PromiseWithAugmentedStackTrace.resolve = <T>(value?: T | PromiseLike<T>) => Promise.resolve(value);
PromiseWithAugmentedStackTrace.reject = (reason: unknown) => Promise.reject(reason);
PromiseWithAugmentedStackTrace.race = <T>(values: Iterable<T | PromiseLike<T>>) => Promise.race(values);
PromiseWithAugmentedStackTrace.all = <T>(values: Iterable<T | PromiseLike<T>>) => Promise.all(values);
PromiseWithAugmentedStackTrace.any = <T>(values: Iterable<T | PromiseLike<T>>) => Promise.any(values);
PromiseWithAugmentedStackTrace.allSettled = <T>(values: Iterable<T | PromiseLike<T>>) => Promise.allSettled(values);

It can be used with node-postgres as follows

const pool = new pg.Pool({
  ...connectionConfig,
  Promise: PromiseWithAugmentedStackTrace
});

I am getting loads of disconnects with no evident way of directly seeing what's causing them (Node 16.13.0 / node-pg 8.7.1). They almost always happen when firing concurrent queries from multiple clients obtained from a pool.
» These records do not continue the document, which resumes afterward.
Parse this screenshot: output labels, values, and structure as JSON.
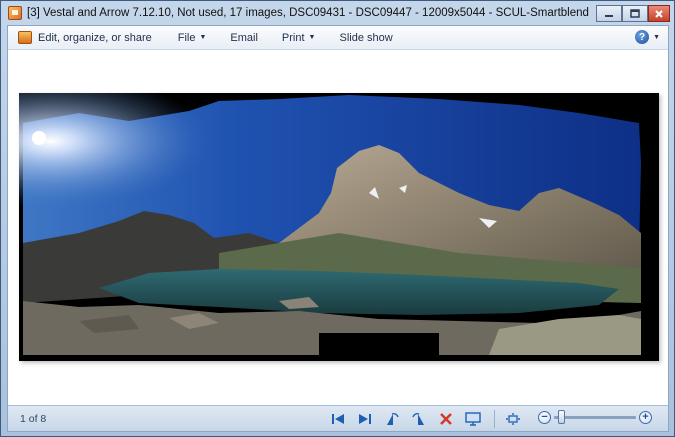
{
  "window": {
    "title": "[3] Vestal and Arrow 7.12.10, Not used, 17 images, DSC09431 - DSC09447 - 12009x5044 - SCUL-Smartblend - Windows Live Photo G...",
    "icons": {
      "app": "photo-gallery-icon",
      "minimize": "minimize-icon",
      "maximize": "maximize-icon",
      "close": "close-icon"
    }
  },
  "menu": {
    "edit_label": "Edit, organize, or share",
    "file_label": "File",
    "email_label": "Email",
    "print_label": "Print",
    "slideshow_label": "Slide show",
    "help_glyph": "?"
  },
  "status": {
    "counter": "1 of 8",
    "zoom_level": 0.05
  },
  "toolbar_icons": [
    "previous-icon",
    "next-icon",
    "rotate-left-icon",
    "rotate-right-icon",
    "delete-icon",
    "slideshow-icon",
    "actual-size-icon",
    "zoom-out-icon",
    "zoom-in-icon"
  ],
  "colors": {
    "accent": "#1e5fb4",
    "delete": "#d23a2a",
    "titlebar": "#b9cde4"
  }
}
They also happen after a time when firing thousands of independent queries with pool.query(). Postgres server logs show no errors.

Error: This socket has been ended by the other party
    at Socket.writeAfterFIN [as write] (node:net:474:14)
    at Socket.ondata (node:internal/streams/readable:754:22)
    at Socket.emit (node:events:390:28)
    at addChunk (node:internal/streams/readable:315:12)
    at readableAddChunk (node:internal/streams/readable:289:9)
    at Socket.Readable.push (node:internal/streams/readable:228:10)
    at TCP.onStreamRead (node:internal/stream_base_commons:199:23)

What I've also learned is that that particular error is a big, fat, lying lier (at least in my case) :). Tcpdump reveals that it's the client that is ending the connection. Which is interesting because it still attempts to write to the socket after it just ended it. It would be awesome if it would give the reason reason why this is happening in the stack trace.

As it transpires, when this does occur, my exception handler is never triggered -- the program is just 'stuck' at this point, though it doesn't exit.